Additionally, Parks Canada has worked with a range of partners, organizations, and school groups to plant more than 113,000 native trees, perennials, shrubs, and aquatic plants throughout the park.

Parks Canada will continue working with our partners throughout the park to improve conditions in wetlands, meadows, forests, streams, and rivers, resulting in greater native biodiversity and better conditions for aquatic species.

To date, RNUP has restored roughly 1.5 hectares of meadow habitat, and is planning to restore additional meadows trail-side, in the welcome areas, and in the Meadoway, and work to maintain Bob Hunter Memorial Park meadow through prescribed burns, mowing, invasive species management, and a combination of techniques.

Before and after gallery: Use arrows to cycle through images.

Q: What are some of the challenges of introducing meadows into Rouge National Urban Park?

A: Challenges are diverse, complex, and intertwined.

One challenge comes from a commonly held misperception, which may still exist, that meadow ecosystems are empty open spaces, tree-less areas, and poor in biodiversity. They are seen as ideal spaces for development, in many forms (e.g., agriculture, housing). Also, in the past, conservation practices promoted tree plantings that gradually transformed tall grasslands into forested areas.

The openness and species composition of tallgrass ecosystems are naturally maintained by cycles of renewal and regrowth. Natural renewal forces include fires and grazing that remove and break down thick layers of dead leaves so new grass can grow back again, and provide other ecological benefits such as soil fertilization (when burn and ashes integrate into the soil) and control of ticks, rodents, and invasive plants.

Because contemporary urban societies are growing distant from nature in general, and from ecological forces such as wildland (and even prescribed) fires, managing this ecosystem with, for example, fire can be controversial.

Thus, education and learning about the importance of tallgrass meadows and the use of management tools such as prescribed fire for its conservation is of utmost priority for Parks Canada to implement in RNUP as it continues its establishment in the years to come.

Creating meadows in RNUP can be also challenging because of the park’s agricultural areas, which encompass a large portion of the park. Protecting farmland and encouraging sustainable farming practices are central to Parks Canada’s mandate in RNUP.

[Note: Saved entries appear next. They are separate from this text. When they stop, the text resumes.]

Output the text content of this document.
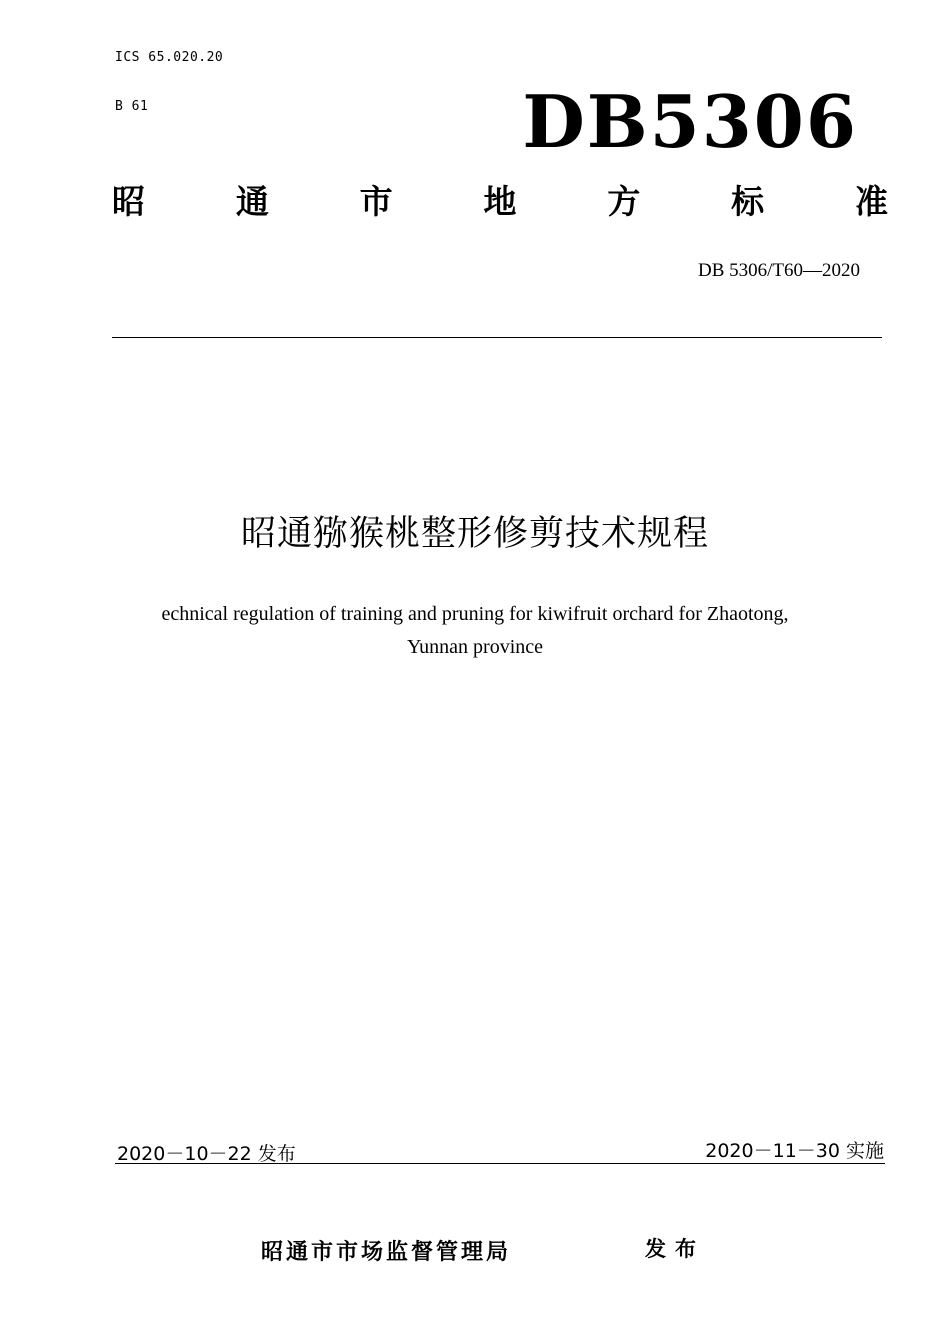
ICS 65.020.20
B 61	DB5306
昭	通	市	地	方	标	准
DB 5306/T60—2020
昭通猕猴桃整形修剪技术规程
echnical regulation of training and pruning for kiwifruit orchard for Zhaotong,
Yunnan province
2020－10－22 发布	2020－11－30 实施
昭通市市场监督管理局	发布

Thus, meadow restoration in agricultural landscapes needs to be managed in close collaboration with the farming community to maximize both human-wildlife co-existence scenarios that benefit native tallgrass biodiversity and the development of a vibrant RNUP farming community.

Before and after gallery: Use arrows to cycle through images.

Q: What kind of synergies do you see between Parks Canada, Rouge National Urban Park and The Meadoway?

A: It is highly encouraging to see a lot of experienced people taking part in the restoration and care of our ecosystem. The Meadoway project can be seen as a timely opportunity to collaborate, to learn, to share, to create synergies, and to reconnect as people, with the beauty of this ecosystem and with the natural and cultural forces that shape it and maintain it.

Leonardo Cabrera

Leonardo Cabrera is an Ecosystem Scientist at Parks Canada.